In fostering such connections, Roglán clearly appreciates exhibits that give a “broader context.” Pieces should be seen universally, since no culture exists in a vacuum.

“Art is porous, erasing frontiers and borders,” he says. “You can’t have Joan Miró without Alexander Calder, or John Singer Sargent without Joaquin Sorolla.” Roglán’s Meadows is interdisciplinary—scientists, art historians, literature professors, and other academics combine their studies to discuss “the object.” From this exchange, students become docents themselves. If the Meadows is a Spanish art museum, its interests are global.

Thus, the Etruscans. “They’re a lost, enigmatic culture, with lots of romance to them,” says Warden, explaining their appeal to the general public. Due to Roman invasions, the Etruscans disappeared around 50 B.C., but they’re remembered for other reasons, Warden says. For one: Etruscan women held extraordinary powers. And Etruscans were the foremost metal workers of the Mediterranean, making very elegant objects with a great sense of design. At the exhibit, gold jewelry, candelabras, armor, and incense-burners prove their talent.

“Etruscans were considered the most religious people of the ancient Mediterranean,” Warden says, “absolutely obsessed with ritual.” The Etruscans’ fixation on the afterlife—their tombs contain 90 percent of all found Etruscan objects—helps us imagine their lives more fully. And this exhibit, accompanied by a series of lectures in February (with more scheduled for spring), ushers in a new era for their study. When the museum’s freight elevator takes one of the pieces to the upper galleries—a 4-foot-high and 29-foot-wide classical Etruscan pediment—the Etruscans will truly transcend the underworld.

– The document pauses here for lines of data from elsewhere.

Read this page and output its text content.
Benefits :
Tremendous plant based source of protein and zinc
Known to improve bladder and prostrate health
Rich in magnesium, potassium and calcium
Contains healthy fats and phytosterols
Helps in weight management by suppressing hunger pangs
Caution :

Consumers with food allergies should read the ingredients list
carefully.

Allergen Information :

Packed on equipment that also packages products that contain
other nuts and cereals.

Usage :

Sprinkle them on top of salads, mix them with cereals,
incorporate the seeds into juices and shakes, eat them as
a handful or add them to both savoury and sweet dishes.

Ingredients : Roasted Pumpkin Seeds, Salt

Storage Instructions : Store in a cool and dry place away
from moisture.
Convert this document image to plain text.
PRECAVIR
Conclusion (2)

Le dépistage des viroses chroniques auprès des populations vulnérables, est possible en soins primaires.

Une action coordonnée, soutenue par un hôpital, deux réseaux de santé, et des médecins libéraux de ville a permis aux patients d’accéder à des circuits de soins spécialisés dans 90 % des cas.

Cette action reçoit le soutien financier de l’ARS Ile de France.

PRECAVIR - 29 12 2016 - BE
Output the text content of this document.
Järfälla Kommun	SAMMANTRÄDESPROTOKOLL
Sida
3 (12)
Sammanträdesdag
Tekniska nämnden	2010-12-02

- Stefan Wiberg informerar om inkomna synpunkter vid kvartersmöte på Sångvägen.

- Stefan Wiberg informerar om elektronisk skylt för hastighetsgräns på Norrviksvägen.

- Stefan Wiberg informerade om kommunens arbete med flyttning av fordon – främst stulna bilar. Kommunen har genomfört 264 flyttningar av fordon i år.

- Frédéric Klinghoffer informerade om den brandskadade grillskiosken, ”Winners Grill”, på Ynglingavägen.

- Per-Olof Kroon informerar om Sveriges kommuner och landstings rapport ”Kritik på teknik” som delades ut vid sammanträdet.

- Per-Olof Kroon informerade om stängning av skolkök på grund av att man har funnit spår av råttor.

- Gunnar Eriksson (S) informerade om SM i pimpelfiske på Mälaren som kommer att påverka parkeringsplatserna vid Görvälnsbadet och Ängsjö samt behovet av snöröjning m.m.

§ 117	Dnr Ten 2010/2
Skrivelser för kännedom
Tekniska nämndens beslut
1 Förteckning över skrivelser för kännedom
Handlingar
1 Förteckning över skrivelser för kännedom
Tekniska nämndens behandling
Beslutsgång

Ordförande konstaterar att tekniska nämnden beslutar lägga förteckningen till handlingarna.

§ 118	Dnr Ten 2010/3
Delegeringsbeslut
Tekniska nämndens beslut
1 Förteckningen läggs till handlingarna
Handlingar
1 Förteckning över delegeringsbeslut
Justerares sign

Thanks to Algur H. Meadows’ legacy, this resurrection is possible. William Jordan, the museum’s first director, began working closely with Meadows in the late ’60s. He is perhaps best remembered for discovering that many of the pre-19th-century works were “ambitiously attributed” and, by identifying and replacing suspect works, helped rebuild the collection. The result: Meadows’ endeavors have given us a city that can ship whole civilizations into its museums.

“From the Temple and the Tomb” and “New Light on the Etruscans” remind us that, sooner or later, all civilizations become footnotes. Unlike the Etruscans, Dallasites don’t iconize death, so we’re less likely to proffer cool funereal objects to archeologists in two millennia. But we can better understand the art of dying through the Meadows Museum, which, through its thoughtful, expansive approach, offers exhibits that lift the past from the ashes.

Exhibits, “From the Temple and the Tomb: Etruscan Treasures from Tuscany” and “New Light on the Etruscans: Fifteen Years of Excavation at Poggio Colla,” Jan 25–May 17, Meadows Museum; Lecture, “New Evidence for Etruscan Ritual: The Excavations at the Sanctuary of Poggio Colla,” Dr. Greg Warden, Feb 5, 6 pm, Meadows Museum; Lecture, “DNA and the Origins of the Etruscans,” Dr. Philip Perkins, Feb 12, 6 pm, Meadows Museum; Talk, “Taking the Mystery out of Ancient Metal Techniques,” Ellen Buie Niewyk, Feb 19, 6 pm, Meadows Museum; Talk, “The Etruscans in Context,” Dr. Greg Warden, Feb 20, 12:15 pm, Meadows Museum. meadows.smu.edu.